In a hilarious presentation by Ed Thomson, VP Distinguished Analyst (‘distinguished’, he said, meaning ‘old’ here) at Gartner, he went through the entire lifecycle of customer experience and the responsibilities of Chief Customer Officers within organisations today; from the make-up of teams and the seven types of customer experience, through to the key challenges and trends seen across all businesses.

However, the key message coming from his presentation was around innovation. Why innovate, when you can steal from organisations who have gone through a similar journey before you and have already worked out the kinks in their processes? He actively encouraged the audience members to steal their ideas, saying that when he goes to events to speak about innovation (he calls himself an ‘innovation ambassador’) the best bit is when people come talk to him afterwards to talk about their own innovative projects because he can then steal them too.

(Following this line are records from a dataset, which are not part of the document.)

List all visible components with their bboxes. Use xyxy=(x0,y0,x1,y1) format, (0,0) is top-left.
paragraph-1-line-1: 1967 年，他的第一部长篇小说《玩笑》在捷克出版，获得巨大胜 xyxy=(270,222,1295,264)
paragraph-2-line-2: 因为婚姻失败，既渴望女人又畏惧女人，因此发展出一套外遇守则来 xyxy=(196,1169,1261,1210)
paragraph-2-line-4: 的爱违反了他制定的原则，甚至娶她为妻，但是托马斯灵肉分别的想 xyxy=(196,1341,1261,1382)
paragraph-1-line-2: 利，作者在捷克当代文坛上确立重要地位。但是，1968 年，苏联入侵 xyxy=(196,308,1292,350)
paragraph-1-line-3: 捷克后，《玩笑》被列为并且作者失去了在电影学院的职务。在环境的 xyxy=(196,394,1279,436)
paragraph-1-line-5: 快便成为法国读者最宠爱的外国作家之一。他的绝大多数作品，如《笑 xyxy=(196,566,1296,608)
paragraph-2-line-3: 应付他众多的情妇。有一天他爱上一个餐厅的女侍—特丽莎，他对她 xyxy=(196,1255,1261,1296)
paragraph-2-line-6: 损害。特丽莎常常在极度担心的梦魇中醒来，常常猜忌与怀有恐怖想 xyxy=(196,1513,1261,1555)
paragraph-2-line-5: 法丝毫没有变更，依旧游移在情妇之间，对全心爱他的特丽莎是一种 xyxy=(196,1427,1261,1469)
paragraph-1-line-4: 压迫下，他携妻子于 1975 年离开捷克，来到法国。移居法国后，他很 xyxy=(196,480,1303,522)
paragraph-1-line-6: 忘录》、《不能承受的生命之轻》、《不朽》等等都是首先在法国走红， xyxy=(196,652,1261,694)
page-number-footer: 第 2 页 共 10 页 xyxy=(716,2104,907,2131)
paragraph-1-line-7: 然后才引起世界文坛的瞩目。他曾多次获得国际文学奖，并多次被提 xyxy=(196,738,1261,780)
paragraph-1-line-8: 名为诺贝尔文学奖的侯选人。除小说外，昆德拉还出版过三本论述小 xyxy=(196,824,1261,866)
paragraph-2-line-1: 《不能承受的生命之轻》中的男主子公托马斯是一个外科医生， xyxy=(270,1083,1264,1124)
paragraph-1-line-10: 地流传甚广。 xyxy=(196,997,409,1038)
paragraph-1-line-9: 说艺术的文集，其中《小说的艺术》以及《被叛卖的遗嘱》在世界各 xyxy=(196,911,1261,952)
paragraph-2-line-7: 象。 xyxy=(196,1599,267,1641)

We like the way you think, Ed.

Customer Experience and Employee Experience

While employee engagement has long been a buzzword within the customer experience space, several of the presentations touched upon employee experience as an imperative part of the wider CX and how without it you can’t deliver your customers with a great experience either.

Stefan Hierl, Director of People Analytics at Adidas, said that customer experience drives employee experience, which in turn drives customer experience again. Sounds simple, right? And yet this is still not a part of many CX strategies today.

If you’re not there yet within your organisation, Stefan said the core components of a great employee experience to focus on are:

1) People pulse (making people topics measurable, creating actionable nights, focus on strategy and action, and empowering the organisation)

2) People insights (ad hoc surveys)

3) Employee journey experience (systematically listening to your people, capturing feedback about the experience, during moments that matter)

“Employee experience is key enabler to consumer-centricity and great consumer experiences,” Stefan concluded.